Bivalent 6-month Study Design and Results; In this randomized, multicenter, Phase III, observer-blind, active-controlled trial in Japan, fully-immunized (3‒5 doses of mRNA vaccine) adults were randomized 1:1 to receive a booster dose of ARCT 2301 or Comirnaty Original/BA.4-5. The primary objective was to demonstrate non-inferiority of the immunogenicity of ARCT-2301 vs. Comirnaty Original/BA.4-5 at Day 29 as neutralizing antibody GMT and seroresponse rates (SRR) against Omicron BA.4-5. Key secondary outcomes included titers of neutralizing antibodies against Wuhan-Hu-1 and Omicron XBB.1.5.

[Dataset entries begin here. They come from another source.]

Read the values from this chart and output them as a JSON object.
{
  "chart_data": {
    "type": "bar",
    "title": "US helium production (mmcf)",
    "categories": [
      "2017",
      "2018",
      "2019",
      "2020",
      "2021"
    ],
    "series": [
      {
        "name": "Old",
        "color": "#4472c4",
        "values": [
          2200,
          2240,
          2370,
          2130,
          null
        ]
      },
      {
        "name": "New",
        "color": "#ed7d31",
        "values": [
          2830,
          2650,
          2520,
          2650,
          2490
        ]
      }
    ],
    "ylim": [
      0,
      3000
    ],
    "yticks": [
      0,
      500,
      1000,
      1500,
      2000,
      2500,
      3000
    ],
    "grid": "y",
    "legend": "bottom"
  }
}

Between September and November 2023, 930 men and women (19‒80 years) with at least three prior mRNA COVID-19 vaccinations were enrolled at nine medical centers in Japan and administered ARCT 2301 (n = 465) or Comirnaty Original/BA.4-5 (n = 465) boosters. At Day 29 ARCT 2301 (n = 398) induced superior neutralizing antibody responses vs. Comirnaty (n = 405) against Omicron BA.4-5 (GMT ratio 1•49 [95% CI: 1.26–1.76], SRR difference 7.2% [95% CI: 0.6–13.7]), and against Wuhan-Hu-1 (GMT ratio 1.45 [1.28–1.63], SRR difference 12.5% [5.9–19.0]). The difference persisted through six months with GMT ratios of 2.17 (95% CI: 1.75-2.69) and 1.98 (95% CI: 1.69-2.31), respectively. Antibody responses against Omicron XBB.1.5 were also higher after ARCT 2301 vs. Comirnaty (GMT ratio 1.63 [1.36–1.94], SRR difference 16.7% [10.1–23.2]).

About sa-mRNA
mRNA vaccines help protect against infectious diseases by providing a blueprint for cells in the body to make a protein to help our immune systems recognize and fight the disease. Unlike standard mRNA vaccines, self-amplifying mRNA vaccines instruct the body to make more mRNA and protein to boost the immune response.